Não se pode tratar legislativamente a matéria contratual dando preferência aos de natureza privada, relegando os de cunho administrativo pela simples razão de que ambos têm o mesmo grau de importância.

2/4/2020

A preocupação das partes envolvidas por um vínculo contratual neste período de incertezas quanto rumo da economia mundial, em especial a nacional, provocada pelos sabidos efeitos deletérios do coronavírus no âmbito econômico, é sabidamente emergente.

Esses sujeitos da relação contratual, como de estilo, têm interesses antagônicos que se somatiza em épocas de crise. Em linguagem simples, aquele que tem crédito quer recebê-lo, ao passo que o devedor quer se livrar do pagamento (ficar “isento”) ou ao menos postergá-lo ou até mesmo romper o vínculo.

Na rivalização dos anseios de cada um, buscar-se-á certamente embasamento jurídico com a construção de teses para amparar as pretensões.

Sem descer a minúcias, pode-se vislumbrar que na esfera dos chamados contratos privados, o argumento central virá do fato de se considerar ou não a pandemia como “um acontecimento extraordinário e imprevisível”.

Certamente alusões serão feitas aos institutos da teoria da imprevisão, da boa-fé objetiva, da cláusula “rebus sic stantibus” (possibilidade de revisão do contrato em tradução livre), da excessiva onerosidade, do enriquecimento sem causa, do caso fortuito e da força maior, como também do “pacta sunt servanda” (os pactos devem ser cumpridos).

Na alegação de onerosidade excessiva, o aceno será para o art. 478 do Código Civil que diz: “Nos contratos de execução continuada ou diferida, se a prestação de uma das partes se tornar excessivamente onerosa, com extrema vantagem para a outra, em virtude de acontecimentos extraordinários e imprevisíveis, poderá o devedor pedir a resolução do contrato.

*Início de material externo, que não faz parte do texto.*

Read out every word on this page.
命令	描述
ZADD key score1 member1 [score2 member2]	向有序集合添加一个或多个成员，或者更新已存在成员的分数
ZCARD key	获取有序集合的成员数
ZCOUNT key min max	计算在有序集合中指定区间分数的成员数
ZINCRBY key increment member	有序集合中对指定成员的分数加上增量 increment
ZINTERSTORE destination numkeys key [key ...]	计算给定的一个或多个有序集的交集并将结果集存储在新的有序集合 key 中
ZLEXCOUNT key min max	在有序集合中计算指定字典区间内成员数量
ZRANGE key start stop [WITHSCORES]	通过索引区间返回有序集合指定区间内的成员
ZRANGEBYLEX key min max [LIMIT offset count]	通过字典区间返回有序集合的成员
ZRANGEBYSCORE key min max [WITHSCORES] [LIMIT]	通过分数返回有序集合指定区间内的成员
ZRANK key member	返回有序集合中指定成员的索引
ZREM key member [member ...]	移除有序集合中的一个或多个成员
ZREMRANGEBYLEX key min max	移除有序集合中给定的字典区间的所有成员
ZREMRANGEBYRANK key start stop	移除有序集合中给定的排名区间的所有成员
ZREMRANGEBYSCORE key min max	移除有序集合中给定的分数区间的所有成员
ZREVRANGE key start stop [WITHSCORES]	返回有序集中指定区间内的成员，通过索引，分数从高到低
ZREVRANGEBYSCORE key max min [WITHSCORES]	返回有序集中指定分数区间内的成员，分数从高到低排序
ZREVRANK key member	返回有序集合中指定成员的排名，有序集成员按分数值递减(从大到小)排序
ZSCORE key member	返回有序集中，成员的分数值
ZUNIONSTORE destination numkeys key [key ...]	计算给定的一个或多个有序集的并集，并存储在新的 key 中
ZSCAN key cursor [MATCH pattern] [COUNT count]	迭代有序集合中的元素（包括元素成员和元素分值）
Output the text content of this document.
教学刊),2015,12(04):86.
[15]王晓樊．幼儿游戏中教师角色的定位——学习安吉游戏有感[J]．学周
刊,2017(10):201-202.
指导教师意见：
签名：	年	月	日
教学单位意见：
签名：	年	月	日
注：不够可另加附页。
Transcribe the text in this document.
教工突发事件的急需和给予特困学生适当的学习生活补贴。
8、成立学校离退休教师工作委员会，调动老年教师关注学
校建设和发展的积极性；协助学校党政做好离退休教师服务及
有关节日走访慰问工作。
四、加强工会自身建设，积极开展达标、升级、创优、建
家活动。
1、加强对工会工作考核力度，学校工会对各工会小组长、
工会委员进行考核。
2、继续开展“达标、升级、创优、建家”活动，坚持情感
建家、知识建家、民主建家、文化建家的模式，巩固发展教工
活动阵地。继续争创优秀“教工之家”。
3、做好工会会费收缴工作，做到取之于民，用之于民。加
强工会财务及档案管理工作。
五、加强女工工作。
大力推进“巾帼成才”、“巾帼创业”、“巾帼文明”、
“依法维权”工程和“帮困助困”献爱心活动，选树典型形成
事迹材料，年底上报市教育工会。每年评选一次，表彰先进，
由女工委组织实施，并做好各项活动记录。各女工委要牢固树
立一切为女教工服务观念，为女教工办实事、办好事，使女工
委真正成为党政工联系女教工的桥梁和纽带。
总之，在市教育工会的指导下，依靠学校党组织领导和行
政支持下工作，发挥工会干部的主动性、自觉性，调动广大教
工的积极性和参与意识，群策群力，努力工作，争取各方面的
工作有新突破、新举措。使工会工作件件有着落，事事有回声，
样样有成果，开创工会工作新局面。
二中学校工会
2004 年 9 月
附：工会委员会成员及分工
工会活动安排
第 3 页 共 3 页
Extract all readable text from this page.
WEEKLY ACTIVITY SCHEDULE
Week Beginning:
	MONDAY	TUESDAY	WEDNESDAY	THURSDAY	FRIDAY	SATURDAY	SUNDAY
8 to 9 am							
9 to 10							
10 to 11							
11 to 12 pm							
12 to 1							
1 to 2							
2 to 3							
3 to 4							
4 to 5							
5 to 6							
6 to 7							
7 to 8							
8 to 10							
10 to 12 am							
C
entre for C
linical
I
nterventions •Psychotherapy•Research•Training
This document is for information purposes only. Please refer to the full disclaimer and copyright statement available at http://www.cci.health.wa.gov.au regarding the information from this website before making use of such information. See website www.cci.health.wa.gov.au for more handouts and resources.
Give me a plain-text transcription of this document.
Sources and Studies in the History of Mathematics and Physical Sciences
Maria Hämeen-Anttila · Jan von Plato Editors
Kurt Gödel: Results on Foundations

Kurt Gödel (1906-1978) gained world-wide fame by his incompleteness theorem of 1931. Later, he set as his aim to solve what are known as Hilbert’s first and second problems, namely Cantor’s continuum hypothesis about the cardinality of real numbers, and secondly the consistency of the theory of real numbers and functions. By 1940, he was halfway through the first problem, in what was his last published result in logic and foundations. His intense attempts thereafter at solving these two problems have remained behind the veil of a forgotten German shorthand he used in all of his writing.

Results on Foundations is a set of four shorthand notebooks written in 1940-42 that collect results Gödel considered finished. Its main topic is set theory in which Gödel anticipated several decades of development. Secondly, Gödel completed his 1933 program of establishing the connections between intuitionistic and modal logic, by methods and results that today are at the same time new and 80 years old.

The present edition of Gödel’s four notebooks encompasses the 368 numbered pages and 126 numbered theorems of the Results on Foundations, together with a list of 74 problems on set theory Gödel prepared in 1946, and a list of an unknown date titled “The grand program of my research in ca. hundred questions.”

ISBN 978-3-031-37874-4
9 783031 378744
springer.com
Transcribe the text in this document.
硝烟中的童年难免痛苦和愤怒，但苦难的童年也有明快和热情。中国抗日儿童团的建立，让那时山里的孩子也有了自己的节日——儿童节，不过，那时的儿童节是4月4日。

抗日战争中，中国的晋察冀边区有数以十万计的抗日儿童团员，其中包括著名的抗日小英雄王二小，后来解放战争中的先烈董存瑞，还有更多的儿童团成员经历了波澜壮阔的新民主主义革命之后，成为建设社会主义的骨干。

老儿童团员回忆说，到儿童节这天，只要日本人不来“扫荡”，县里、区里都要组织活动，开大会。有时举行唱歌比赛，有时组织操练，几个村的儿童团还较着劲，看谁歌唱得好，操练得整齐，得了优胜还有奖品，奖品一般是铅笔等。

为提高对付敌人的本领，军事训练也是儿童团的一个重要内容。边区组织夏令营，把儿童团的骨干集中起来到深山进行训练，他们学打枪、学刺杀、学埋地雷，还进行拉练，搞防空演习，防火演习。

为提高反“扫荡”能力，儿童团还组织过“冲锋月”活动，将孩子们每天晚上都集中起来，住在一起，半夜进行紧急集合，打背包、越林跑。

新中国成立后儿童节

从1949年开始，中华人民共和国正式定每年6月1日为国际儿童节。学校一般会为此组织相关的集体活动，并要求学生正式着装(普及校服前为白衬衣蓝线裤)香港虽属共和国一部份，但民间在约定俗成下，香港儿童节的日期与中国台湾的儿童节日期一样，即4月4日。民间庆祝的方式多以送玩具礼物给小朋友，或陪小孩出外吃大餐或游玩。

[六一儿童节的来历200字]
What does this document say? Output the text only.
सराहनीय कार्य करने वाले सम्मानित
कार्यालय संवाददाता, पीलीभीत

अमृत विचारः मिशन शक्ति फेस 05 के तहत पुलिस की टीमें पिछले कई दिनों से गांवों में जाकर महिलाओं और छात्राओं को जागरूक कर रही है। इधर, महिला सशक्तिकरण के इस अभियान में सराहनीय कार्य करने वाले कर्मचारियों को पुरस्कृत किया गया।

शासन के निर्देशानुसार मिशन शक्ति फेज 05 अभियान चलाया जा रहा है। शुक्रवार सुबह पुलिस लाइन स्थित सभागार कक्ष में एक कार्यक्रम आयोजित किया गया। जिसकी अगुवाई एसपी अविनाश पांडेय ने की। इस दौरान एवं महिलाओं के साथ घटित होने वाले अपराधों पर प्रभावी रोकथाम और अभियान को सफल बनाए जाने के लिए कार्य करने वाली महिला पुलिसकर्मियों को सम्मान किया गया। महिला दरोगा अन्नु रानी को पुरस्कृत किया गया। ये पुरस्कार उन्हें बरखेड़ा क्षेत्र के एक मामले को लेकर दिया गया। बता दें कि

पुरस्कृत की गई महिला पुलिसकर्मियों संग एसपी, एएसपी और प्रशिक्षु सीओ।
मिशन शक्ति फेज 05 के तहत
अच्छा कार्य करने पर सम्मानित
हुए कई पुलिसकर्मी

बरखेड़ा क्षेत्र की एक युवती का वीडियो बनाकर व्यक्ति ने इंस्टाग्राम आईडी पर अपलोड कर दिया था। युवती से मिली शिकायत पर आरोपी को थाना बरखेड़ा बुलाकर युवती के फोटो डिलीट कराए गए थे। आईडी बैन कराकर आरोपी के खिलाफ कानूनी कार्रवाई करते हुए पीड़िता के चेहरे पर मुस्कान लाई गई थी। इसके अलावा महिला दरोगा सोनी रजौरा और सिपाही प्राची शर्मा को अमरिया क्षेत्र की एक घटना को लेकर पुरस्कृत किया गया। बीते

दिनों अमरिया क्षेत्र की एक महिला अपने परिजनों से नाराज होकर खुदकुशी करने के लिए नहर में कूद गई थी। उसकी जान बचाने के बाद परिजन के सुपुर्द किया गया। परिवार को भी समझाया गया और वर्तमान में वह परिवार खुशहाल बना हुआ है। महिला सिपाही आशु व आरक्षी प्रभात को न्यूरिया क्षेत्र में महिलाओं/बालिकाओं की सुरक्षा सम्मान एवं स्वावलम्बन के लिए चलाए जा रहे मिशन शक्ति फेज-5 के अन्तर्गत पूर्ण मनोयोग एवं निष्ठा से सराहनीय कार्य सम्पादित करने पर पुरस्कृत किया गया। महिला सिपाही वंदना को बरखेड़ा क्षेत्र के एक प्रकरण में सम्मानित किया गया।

Os efeitos da sentença que a decretar retroagirão à data da citação”.

Já o art. 317 do Código Civil é a baliza da teoria da imprevisão, ao prever: “Quando, por motivos imprevisíveis, sobrevier desproporção manifesta entre o valor da prestação devida e o do momento de sua execução, poderá o juiz corrigi-lo, a pedido da parte, de modo que assegure, quanto possível, o valor real da prestação.”

No plano dos contratos administrativos, em geral, a discussão centra-se na paridade entre os encargos da parte contratada e a contraprestação (remuneração) paga pela Administração Pública.

Equação essa chamada de equilíbrio econômico-financeiro do contrato, o qual deve perdurar durante toda a vigência da avença.

A lei de regência dos contratos administrativos (Lei 8.666/93) traz como mecanismos de preservação do equilíbrio contratual o reajuste e a repactuação.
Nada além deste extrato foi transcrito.